The pre-computed results are available as a shipped dataset:
data(adnex_results)
best <- attr(adnex_results, "best_model_stats")
best |>
select(Model, n_Preds, AUC, Brier, Total_Cost,
Avg_Adj_Net_Benefit, Avg_Net_Benefit) |>
gt() |>
fmt_number(
columns = c("AUC", "Brier", "Total_Cost",
"Avg_Adj_Net_Benefit", "Avg_Net_Benefit"),
decimals = 3
) |>
cols_label(
Model = "Included predictors",
n_Preds = "N",
AUC = "AUC",
Brier = "Brier Score",
Avg_Net_Benefit = "Avg. NB",
Total_Cost = "Total Cost",
Avg_Adj_Net_Benefit = "Avg. Adj. NB"
)| Included predictors | N | AUC | Brier Score | Total Cost | Avg. Adj. NB | Avg. NB |
|---|---|---|---|---|---|---|
| age, locules_gt_10, oncology_center, max_diam_lesion, papillary_count, acoustic_shadows, ascites, ireg_walls, bilateral, color_score, pain, papillary_presence, prop_solid | 13 | 0.952 | 0.080 | 0.005 | 0.290 | 0.295 |
The best model retains 13 of the 16 predictors, excluding CA-125, family history, and maximum solid diameter. Despite using fewer predictors, the cost-adjusted Net Benefit is maximised because the excluded predictors contributed little utility relative to their cost.

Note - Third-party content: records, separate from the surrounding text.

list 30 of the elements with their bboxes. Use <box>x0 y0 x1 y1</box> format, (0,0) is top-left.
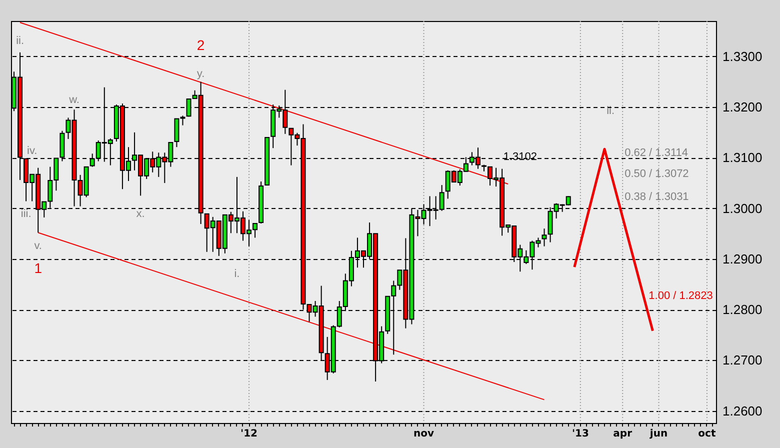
x-tick-label: apr <box>613 428 632 440</box>
y-tick-label: 1.3000 <box>722 200 762 216</box>
y-tick-label: 1.3100 <box>722 150 762 166</box>
annotation: 2 <box>196 37 205 53</box>
annotation: 0.62 / 1.3114 <box>624 147 688 159</box>
annotation: 0.50 / 1.3072 <box>624 168 689 180</box>
annotation: ii. <box>16 35 24 47</box>
annotation: 1 <box>34 260 42 276</box>
annotation: x. <box>136 208 145 220</box>
y-tick-label: 1.3200 <box>722 100 762 115</box>
x-tick-label: '13 <box>572 428 589 440</box>
x-tick-label: nov <box>414 428 434 440</box>
x-tick-label: jun <box>648 428 668 440</box>
x-tick-label: oct <box>698 428 716 440</box>
annotation: ii. <box>606 105 615 117</box>
annotation: 1.00 / 1.2823 <box>648 290 713 302</box>
y-tick-label: 1.2600 <box>722 403 762 418</box>
y-tick-label: 1.2800 <box>722 302 762 318</box>
annotation: iii. <box>20 208 32 220</box>
x-tick-label: '12 <box>240 428 258 440</box>
candlestick <box>542 228 547 247</box>
annotation: v. <box>34 240 42 252</box>
y-tick-label: 1.2700 <box>722 352 762 368</box>
y-tick-label: 1.2900 <box>722 251 762 266</box>
annotation: 0.38 / 1.3031 <box>624 191 689 203</box>
y-tick-label: 1.3300 <box>722 48 762 64</box>
annotation: i. <box>234 268 240 280</box>
annotation: y. <box>196 68 205 80</box>
annotation: w. <box>68 94 80 106</box>
annotation: iv. <box>26 145 38 157</box>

adnex_results$Rank_adj_NB <- rank(
-adnex_results$Avg_Adj_Net_Benefit, ties.method = "min"
)
tbl_data <- adnex_results |>
select(Rank_adj_NB, Model, n_Preds, AUC, Brier,
Total_Cost, Avg_Adj_Net_Benefit, Avg_Net_Benefit)
tbl <- tbl_data |>
gt() |>
fmt_number(
columns = c("AUC", "Brier", "Total_Cost",
"Avg_Adj_Net_Benefit", "Avg_Net_Benefit"),
decimals = 3
) |>
cols_label(
Rank_adj_NB = "Rank (Adj. NB)",
Model = "Included predictors",
n_Preds = "N",
AUC = "AUC",
Brier = "Brier Score",
Avg_Net_Benefit = "Avg. NB",
Total_Cost = "Total Cost",
Avg_Adj_Net_Benefit = "Avg. Adj. NB"
)
if (knitr::is_html_output()) {
tbl <- tbl |>
opt_interactive(
use_pagination = TRUE,
page_size_default = 10,
use_filters = TRUE,
use_compact_mode = TRUE
)
}
tbl
VIF_plot(adnex_results)$plot
Figure 9 shows that the proportion solid component and colour score are the most important predictors for clinical utility, followed by maximum lesion diameter and oncology centre status.
all_subset_plot(
adnex_results,
filter = 7,
size_dot = 1
)
all_subset_plot(
adnex_results,
filter = 7,
size_dot = 1,
metric = "Avg_Adj_Net_Benefit",
y_axis = "Adjusted Net Benefit"
)
Figure 10 and Figure 11 show the all-subset plots. The heatmap indicates which predictors are included in each model. The best model’s predictors are highlighted in bold. Note that cost adjustment changes the ranking: models that include the blood biomarker (CA-125) are penalised, shifting the optimum toward models relying on ultrasound and clinical history alone.
This vignette demonstrated the NBvarsel workflow:
nb_varsel() identifies optimal predictor subsets by maximising cross-validated Net Benefit, optionally adjusted for test costs.VIF_plot() visualises permutation-based variable importance.all_subset_plot() provides a comprehensive view of model performance and predictor inclusion across all evaluated combinations.The key insight is that the statistically best-performing model may not be the most clinically useful when predictor costs are taken into account. Cost-aware variable selection via Net Benefit can lead to simpler, cheaper models that maintain or improve clinical utility.